ANDREI NETTO , ENVIADO ESPECIAL / LENS - O Estado de S.Paulo
O trem-bala que se dirige ao extremo norte da França não permanecerá na estação mais do que três minutos. Mas este município de 35 mil habitantes e pouca importância política e econômica, encravado a alguns minutos da fronteira com a Bélgica, entrou no mapa-múndi das artes e da cultura. Antiga jazida da exploração de minérios, Lens sobreviveu por décadas da extração de carvão. Agora, esse centro operário pretende viver de um diamante: o Louvre-Lens - a primeira filial do museu mais famoso do mundo.
Quando da inauguração da pirâmide de vidro em meio ao Palácio do Louvre, em 1989, o projeto do arquiteto sino-americano Ieoh Ming Pei foi muito criticado pelos franceses mais puristas. Vinte e três anos depois, o governo francês voltou a desafiar os críticos - agora raros, é verdade - com a abertura de uma filial da célebre instituição parisiense, patrimônio cultural da humanidade.

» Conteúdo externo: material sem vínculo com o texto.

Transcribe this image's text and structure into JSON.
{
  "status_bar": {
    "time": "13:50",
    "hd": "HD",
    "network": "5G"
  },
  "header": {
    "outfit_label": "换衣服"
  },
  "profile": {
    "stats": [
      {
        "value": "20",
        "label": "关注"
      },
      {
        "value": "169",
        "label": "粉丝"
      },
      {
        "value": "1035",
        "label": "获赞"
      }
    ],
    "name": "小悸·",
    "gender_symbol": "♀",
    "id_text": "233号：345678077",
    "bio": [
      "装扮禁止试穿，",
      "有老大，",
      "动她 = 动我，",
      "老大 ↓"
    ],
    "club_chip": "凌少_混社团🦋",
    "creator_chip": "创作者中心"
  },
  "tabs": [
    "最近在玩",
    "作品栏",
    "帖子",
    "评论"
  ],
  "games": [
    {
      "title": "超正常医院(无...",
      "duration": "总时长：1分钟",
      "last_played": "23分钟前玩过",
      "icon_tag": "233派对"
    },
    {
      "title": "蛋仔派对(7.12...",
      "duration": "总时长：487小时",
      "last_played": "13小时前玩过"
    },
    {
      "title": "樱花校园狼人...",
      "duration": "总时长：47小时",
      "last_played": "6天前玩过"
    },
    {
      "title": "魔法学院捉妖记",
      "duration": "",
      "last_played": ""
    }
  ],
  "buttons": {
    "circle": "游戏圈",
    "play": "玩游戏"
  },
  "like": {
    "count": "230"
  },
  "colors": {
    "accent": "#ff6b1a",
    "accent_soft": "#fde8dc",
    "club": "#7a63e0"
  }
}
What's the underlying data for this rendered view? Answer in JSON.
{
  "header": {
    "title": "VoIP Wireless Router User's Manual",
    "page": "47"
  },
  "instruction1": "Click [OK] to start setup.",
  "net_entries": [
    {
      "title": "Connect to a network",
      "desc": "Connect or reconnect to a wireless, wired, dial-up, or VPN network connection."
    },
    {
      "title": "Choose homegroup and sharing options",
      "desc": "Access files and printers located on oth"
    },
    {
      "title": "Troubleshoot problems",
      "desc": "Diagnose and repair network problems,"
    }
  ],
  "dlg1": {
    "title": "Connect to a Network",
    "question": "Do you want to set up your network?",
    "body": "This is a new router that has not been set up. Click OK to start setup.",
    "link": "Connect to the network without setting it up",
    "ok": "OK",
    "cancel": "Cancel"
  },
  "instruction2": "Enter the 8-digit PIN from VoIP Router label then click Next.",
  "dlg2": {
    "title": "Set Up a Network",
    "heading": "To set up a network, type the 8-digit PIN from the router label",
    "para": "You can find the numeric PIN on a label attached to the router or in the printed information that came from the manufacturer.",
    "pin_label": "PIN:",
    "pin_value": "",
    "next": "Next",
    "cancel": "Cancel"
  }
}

O resultado é o melhor possível. Desde a inauguração, em dezembro, mais de 180 mil visitantes circularam pelas instalações, o que significa quase 40% da previsão para o ano todo. "Nosso objetivo é fazer o Louvre-Lens tornar-se uma referência cultural nacional e internacional", explicou seu diretor, Xavier Decto, ao Estado.
Desenhado pela agência japonesa Sanaa, o Louvre-Lens é um fascinante monumento de vidro e metal, materiais que refletem o céu acinzentado da região, assumindo uma tonalidade prateada e reluzente - como uma joia. Composto por cinco caixas retangulares de vidro, que se comunicam, o prédio de 360 m de comprimento e 28 mil m² de área construída pode ser interpretado como referência da arquitetura pós-moderna ao renascimento francês do século 16, que emprestou formas ao Louvre de Paris.
Mas não bastariam remissões arquitetônicas para sustentar a comparação. Também seria preciso acervo - e para formá-lo o Louvre-Lens tem a quem recorrer. Com mais de 900 obras, 250 por galeria, 70 por pavilhão e 200 em exposições temporárias, o museu é testemunha ao mesmo tempo da magnitude do Louvre e da ousadia do Studio Adrien Gardère, que assina seu projeto museográfico. Foi desse escritório a ideia de transformar o maior galpão na Galeria do Tempo, o principal destaque do prédio.
Nesse espaço, os museólogos romperam com a lógica do museu-pai, que se divide em mostras temáticas, em geral determinadas por estilos ou por civilizações. Na Galeria do Tempo estão à mostra 205 pinturas e esculturas dispostas como uma linha do tempo. Seu objetivo é sintetizar 2,5 mil anos de história da arte em um percurso multicultural em que o público encontrará obras da Grécia clássica ao lado de relíquias do Império Persa ou do Egito dos faraós, sem divisões nem fronteiras.
Essa linha do tempo é dividida em três épocas. A primeira, Antiga, tem 70 obras e 12 temas, e vai do nascimento da escrita na Mesopotâmia antiga ao Império Romano, passando por assírios e egípcios. Nesse trecho, é possível deparar com obras como Ídolo Feminino Nu com Braços Cruzados, escultura grega de mármore que data de 2700 a 2300 antes de Cristo, ou A Senhora Touy, superiora do harém do deus Min, que data do período do faraó Amenophis III, em torno de 1390 a.C.
A seguir, na segunda época, vem a Idade Média, representada por 45 obras e sete temas, como as origens da civilização muçulmana, a Europa gótica e o apogeu da arte islâmica. O caminho acaba com 90 trabalhos e nove temas da era Tempos Modernos, que traz desde pinturas como Saint Sébastien, do renascentista Pietro di Cristoforo (1450- 1523), até o apogeu da exposição, a célebre e fascinante La Liberté Guidant le Peuple, tela romântica - ligeiramente danificada por uma mulher no dia 7 - que Eugène Delacroix legou à humanidade em 1830. Não por acaso o visitante que encerrar o percurso do novo Louvre-Lens vai se deparar com um clássico que enaltece a fundação da França contemporânea.
A linha do tempo pode ser encarada pelos mais exigentes como um resumo superficial demais da história da arte, mas a exposição é uma verdadeira demonstração de força do Louvre, que em Lens apresenta somente uma pequena parte de seu poderio. Afinal, um museu com um acervo de 460 mil obras pode dar-se ao luxo de, como afirmou sua direção quando da inauguração de sua filial, lançar "uma nova compreensão da história da arte e da humanidade".